Отец задохнулся. Росаура наконец-то нащупала твёрдую почву. В этом её правда, на этом она и будет стоять. Она сильнее отца. В отце этот глупый предрассудок, жалкий страх, который ханжи вроде него называют «богобоязненностью», так она надавит на этого червяка каблуком!
В жестоком остервенении Росаура развернулась, снова выхватив палочку, и направилась в прихожую. Дверь запечатана мастерски, но у него не было времени, чтобы замуровать их тут заживо. Нужно просто сосредоточиться и снять заклятие. Выход есть всегда.
Росаура исследовала наложенные чары, что будто чугунной цепью скрепили дверь в отцовский дом. Должна быть лазейка… После пары выверенных взмахов палочки дверь дрогнула. Афина вновь пыталась ей помешать, даже палочку выхватить вздумала, но Росаура отогнала её с гневным возгласом.

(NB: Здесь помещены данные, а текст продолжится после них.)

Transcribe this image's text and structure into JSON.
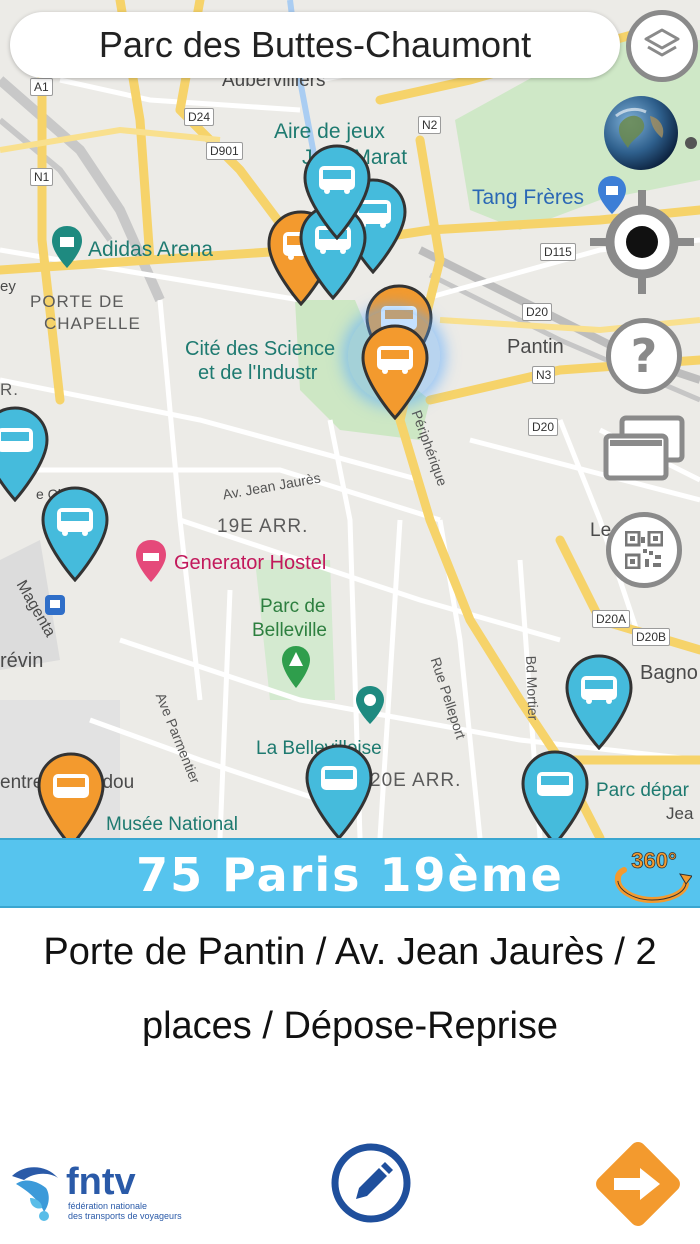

— Росаура! — послышался голос отца, странно далёкий. — Ну куда ты, тебе нельзя!
— Ты сам указал мне на дверь, папа.
— Росаура, ты же не сделаешь этого, Росаура!
Отец, кажется, попытался взять её за руку, но она повела палочкой, и с неё сорвались искры. Отец отпрянул, но замер неподалёку, заломив руки. Лицо было искажено страданием, снова его собственное, родное, но теперь Росаура сама не желала его знать. Она отвернулась от отца и попыталась рассечь чары, которые сдерживали замок. Ещё чуть-чуть и…
Отец всё-таки схватил её за руку.
— Не ходи с этим человеком, Росаура!
Она жестоко усмехнулась его старческой мольбе.
— Не ходить? Я уже с ним легла.
На лице отца выступил пот — живая боль.
— В святую ночь…
— Этот человек — мой муж.
— Но ты ему не жена. Росаура!
Дверь с грохотом распахнулась. На пороге стояла мать, с её ладони вился сизый дым.
— Ничего себе вы заперлись, — рассмеялась мать своим серебристым смешком. — И не достучишься!
Росаура и отец одновременно отошли с прохода. Мать чуть изогнула бровь, увидев палочку в руке Росауры.
— Встречаете меня с фейерверком? А ты, Редьярд, за фанфары отвечаешь? Лучше бы кофе сварила мне, милая, — сказал мать Росауре, проходя в дом и расстёгивая на ходу мантию, отороченную собольим мехом, — Редьярд, дорогой, принеси мне халат, я сейчас утону в этой ванне…
Матери не составило бы труда призвать себе халат по мановению пальца, но она не могла отказать себе в удовольствии понудить мужчину ухаживать за ней. Повела плечами и скинула с себя мантию — та на миг почтительно замерла в воздухе, а после чинно проплыла до вешалки. Росаура миг глядела на оголённую спину матери, которую пересекали нитки бисера и шелковые завязки платья. Мать взглядом отворила перед собой дверь в ванную, откуда вырвался пар и запах розового масла. Чуть запрокинула голову, что едва растрепавшаяся вечерняя причёска чиркнула золотыми локонами по лопаткам, и подмигнула отцу:
— Редьярд, ты не помог бы мне с платьем?..
Любой мужчина после такого хотя бы на долю секунды замер соляным столпом, а Росауре только оно и было нужно. Схватив с вешалки свой плащ, она выбежала на крыльцо, а оттуда опрометью — под куст жасмина, и, погружаясь в удушливый мрак, не испытала ни малейшего сожаления, услышав отчаянный окрик отца.